Given this hypothesis space, we can safely use the CANDIDATE-ELIMINATION algorithm without worrying that the target might not be expressible. However, this raises a new problem: our concept learning algorithm is now completely unable to generalize beyond the observed examples.
The above point illustrates a fundamental property of inductive inference:
A learner that makes no a priori assumptions regarding the identity of the target concept has no rational basis for classifying any unseen instances.

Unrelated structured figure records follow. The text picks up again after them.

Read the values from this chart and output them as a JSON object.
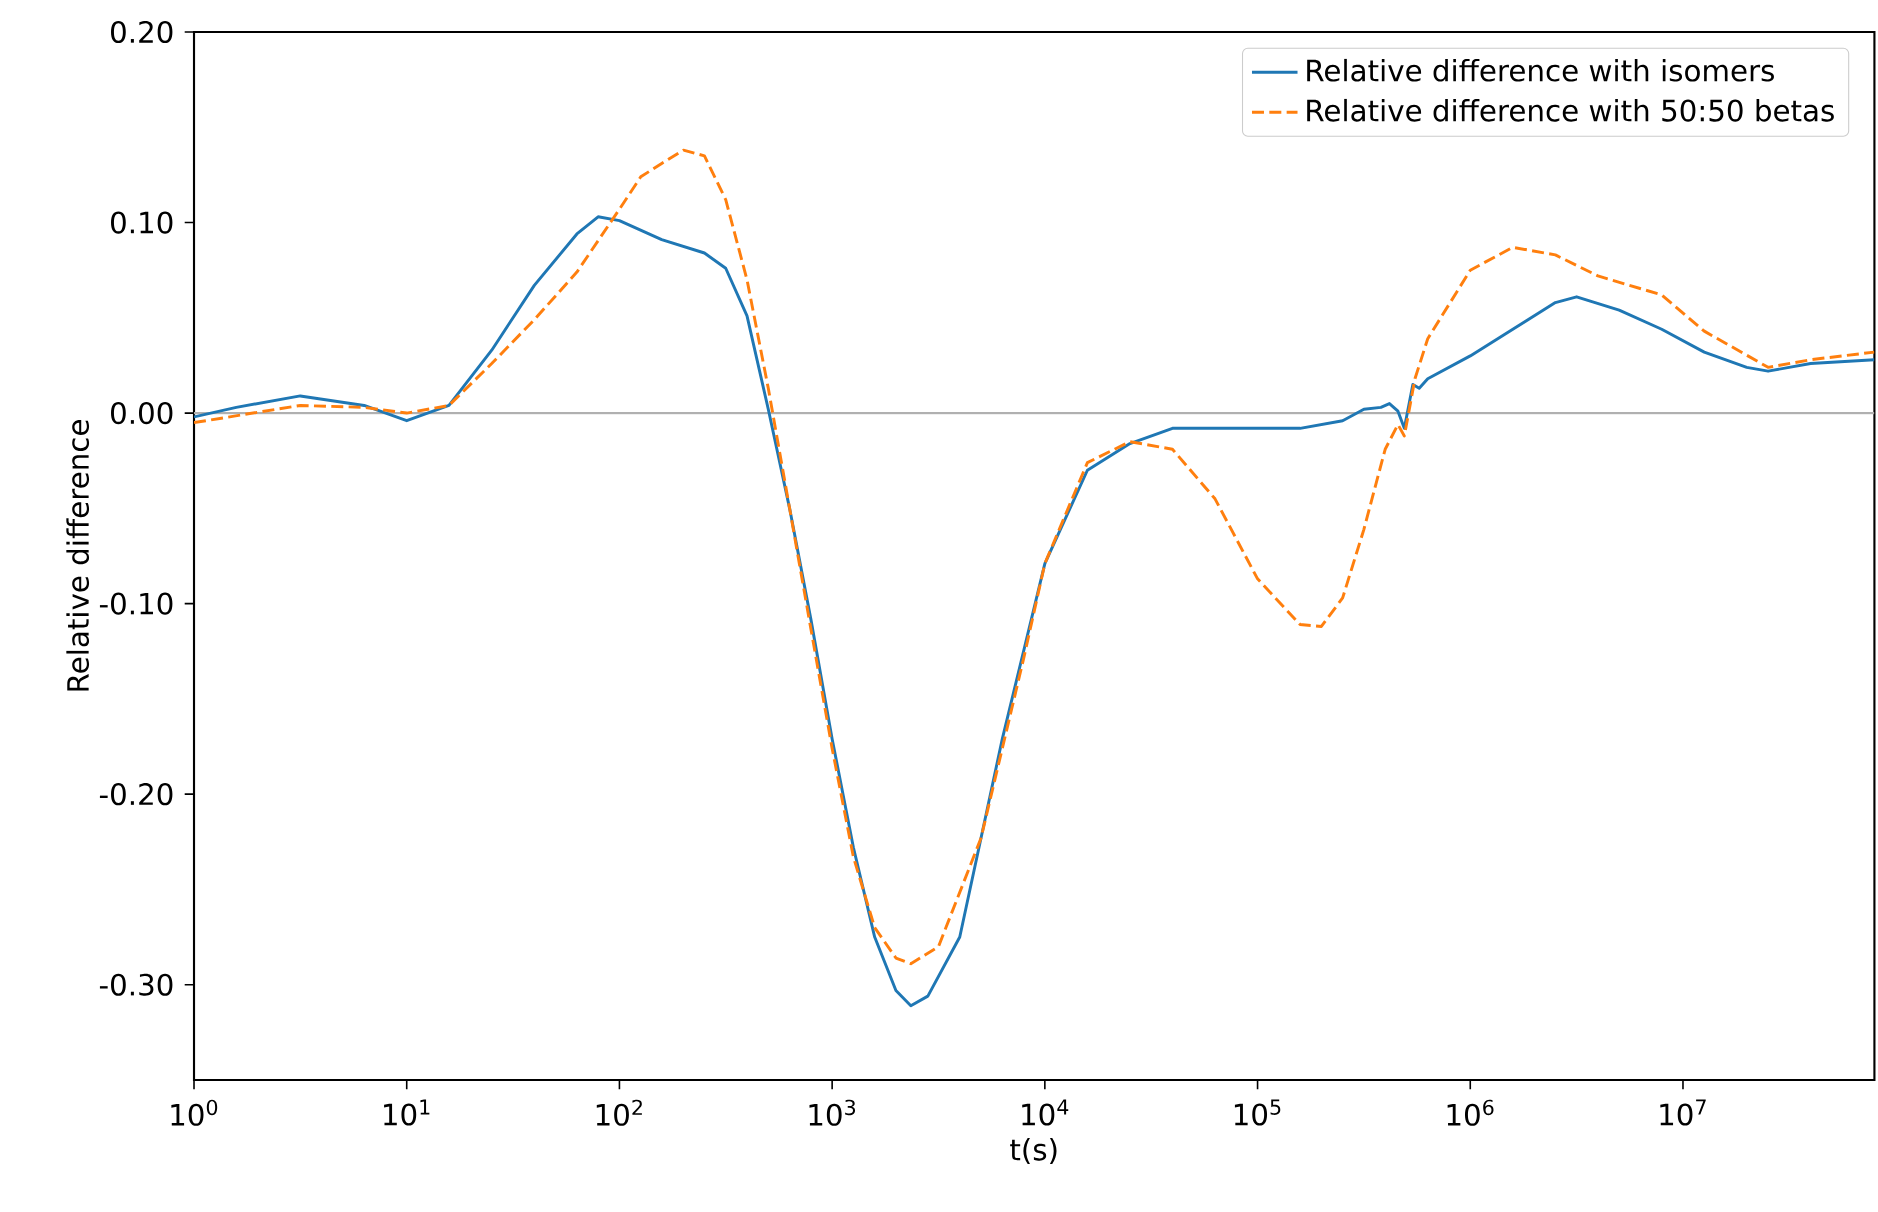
{
  "chart_data": {
    "type": "line",
    "xlabel": "t(s)",
    "ylabel": "Relative difference",
    "log": "x",
    "grid": false,
    "legend": "top right",
    "marker": "none",
    "xlim": [
      1,
      79432823
    ],
    "ylim": [
      -0.35,
      0.2
    ],
    "xticks": [
      {
        "value": 1,
        "label": "10$^{0}$"
      },
      {
        "value": 10,
        "label": "10$^{1}$"
      },
      {
        "value": 100,
        "label": "10$^{2}$"
      },
      {
        "value": 1000,
        "label": "10$^{3}$"
      },
      {
        "value": 10000,
        "label": "10$^{4}$"
      },
      {
        "value": 100000,
        "label": "10$^{5}$"
      },
      {
        "value": 1000000,
        "label": "10$^{6}$"
      },
      {
        "value": 10000000,
        "label": "10$^{7}$"
      }
    ],
    "yticks": [
      {
        "value": -0.3,
        "label": "-0.30"
      },
      {
        "value": -0.2,
        "label": "-0.20"
      },
      {
        "value": -0.1,
        "label": "-0.10"
      },
      {
        "value": 0,
        "label": "0.00"
      },
      {
        "value": 0.1,
        "label": "0.10"
      },
      {
        "value": 0.2,
        "label": "0.20"
      }
    ],
    "ref_lines": [
      {
        "axis": "y",
        "value": 0,
        "color": "#b0b0b0"
      }
    ],
    "series": [
      {
        "name": "Relative difference with isomers",
        "color": "#1f77b4",
        "line_style": "solid",
        "x": [
          1,
          1.58,
          3.16,
          6.31,
          10,
          15.8,
          25.1,
          39.8,
          63.1,
          79.4,
          100,
          158,
          251,
          316,
          398,
          501,
          631,
          794,
          1000,
          1259,
          1585,
          1995,
          2344,
          2818,
          3981,
          6310,
          10000,
          15849,
          25119,
          39811,
          100000,
          158489,
          251189,
          316228,
          380189,
          416869,
          457088,
          489779,
          537032,
          575440,
          630957,
          1000000,
          1584893,
          2511886,
          3162278,
          5011872,
          7943282,
          12589254,
          19952623,
          25118864,
          39810717,
          79432823
        ],
        "values": [
          -0.002,
          0.003,
          0.009,
          0.004,
          -0.004,
          0.004,
          0.033,
          0.067,
          0.094,
          0.103,
          0.101,
          0.091,
          0.084,
          0.076,
          0.051,
          0.002,
          -0.05,
          -0.108,
          -0.171,
          -0.228,
          -0.275,
          -0.303,
          -0.311,
          -0.306,
          -0.275,
          -0.171,
          -0.079,
          -0.03,
          -0.016,
          -0.008,
          -0.008,
          -0.008,
          -0.004,
          0.002,
          0.003,
          0.005,
          0.001,
          -0.008,
          0.015,
          0.013,
          0.018,
          0.03,
          0.044,
          0.058,
          0.061,
          0.054,
          0.044,
          0.032,
          0.024,
          0.022,
          0.026,
          0.028
        ]
      },
      {
        "name": "Relative difference with 50:50 betas",
        "color": "#ff7f0e",
        "line_style": "dashed",
        "x": [
          1,
          3.16,
          6.31,
          10,
          15.8,
          25.1,
          39.8,
          63.1,
          100,
          126,
          158,
          200,
          251,
          316,
          398,
          501,
          631,
          794,
          1000,
          1259,
          1585,
          1995,
          2344,
          3162,
          5012,
          7943,
          10000,
          15849,
          25119,
          39811,
          63096,
          100000,
          158489,
          199526,
          251189,
          316228,
          398107,
          457088,
          489779,
          549541,
          630957,
          1000000,
          1584893,
          2511886,
          3981072,
          7943282,
          12589254,
          25118864,
          39810717,
          79432823
        ],
        "values": [
          -0.005,
          0.004,
          0.003,
          0.0,
          0.004,
          0.026,
          0.049,
          0.074,
          0.107,
          0.124,
          0.131,
          0.138,
          0.135,
          0.112,
          0.07,
          0.013,
          -0.05,
          -0.113,
          -0.176,
          -0.233,
          -0.27,
          -0.286,
          -0.289,
          -0.28,
          -0.223,
          -0.129,
          -0.079,
          -0.026,
          -0.015,
          -0.019,
          -0.045,
          -0.087,
          -0.111,
          -0.112,
          -0.097,
          -0.061,
          -0.019,
          -0.006,
          -0.012,
          0.018,
          0.039,
          0.075,
          0.087,
          0.083,
          0.072,
          0.062,
          0.043,
          0.024,
          0.028,
          0.032
        ]
      }
    ]
  }
}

Because inductive learning requires some form of prior assumptions, or inductive bias, we will characterize different learning approaches by the indutive bias they employ. That is, we wish to capture the policy by which the learner generalizes beyond the observed training data, to infer the classification of new instances. This brings us to the following defintion
Definition: Consider a concept learning algorithm \(L\) for the set of instances \(X\). Let \(c\) be an arbitrary concept defined over \(X\), and let \(D_c = \{(x, c(x)\}\) be an arbitrary set of training examples of \(c\). Let \(L(x_i, D_c)\) denote the classification assigned to the instance \(x_i\) by \(L\) after the training on the data \(D_c\). The inductive bias of \(L\) is any minimal set of assertions \(B\) such that for any target concept \(c\) and corresponding training examples \(D_c\) we have
\[\forall x_i \in X: B \land D_c \land x_i \models L(x_i, D_c)\]
where the notation \(y \models z\) indicates that \(z\) follows deductively from \(y\) (i.e., that \(z\) is provably from \(y\)).
Consider the following three learning algorithms, which are listed from weakest to strongest bias.
Rote-Learner
Learning: Learning corresponds to storing each observed training example in memory, and subsequent instances are classified by looking them up in memory.
Bias: no bias.
Candidate-Elimination
Learning:
Bias: Target concept can be represented in its hypothesis space.
Find-S:
Learning:
Bias: all instances are negative instances unless the opposite is entailed by its other knowledge.
As we examine other inductive inference methods, it is useful to keep in mind this means of characterizing them and the strength of their inductive bias.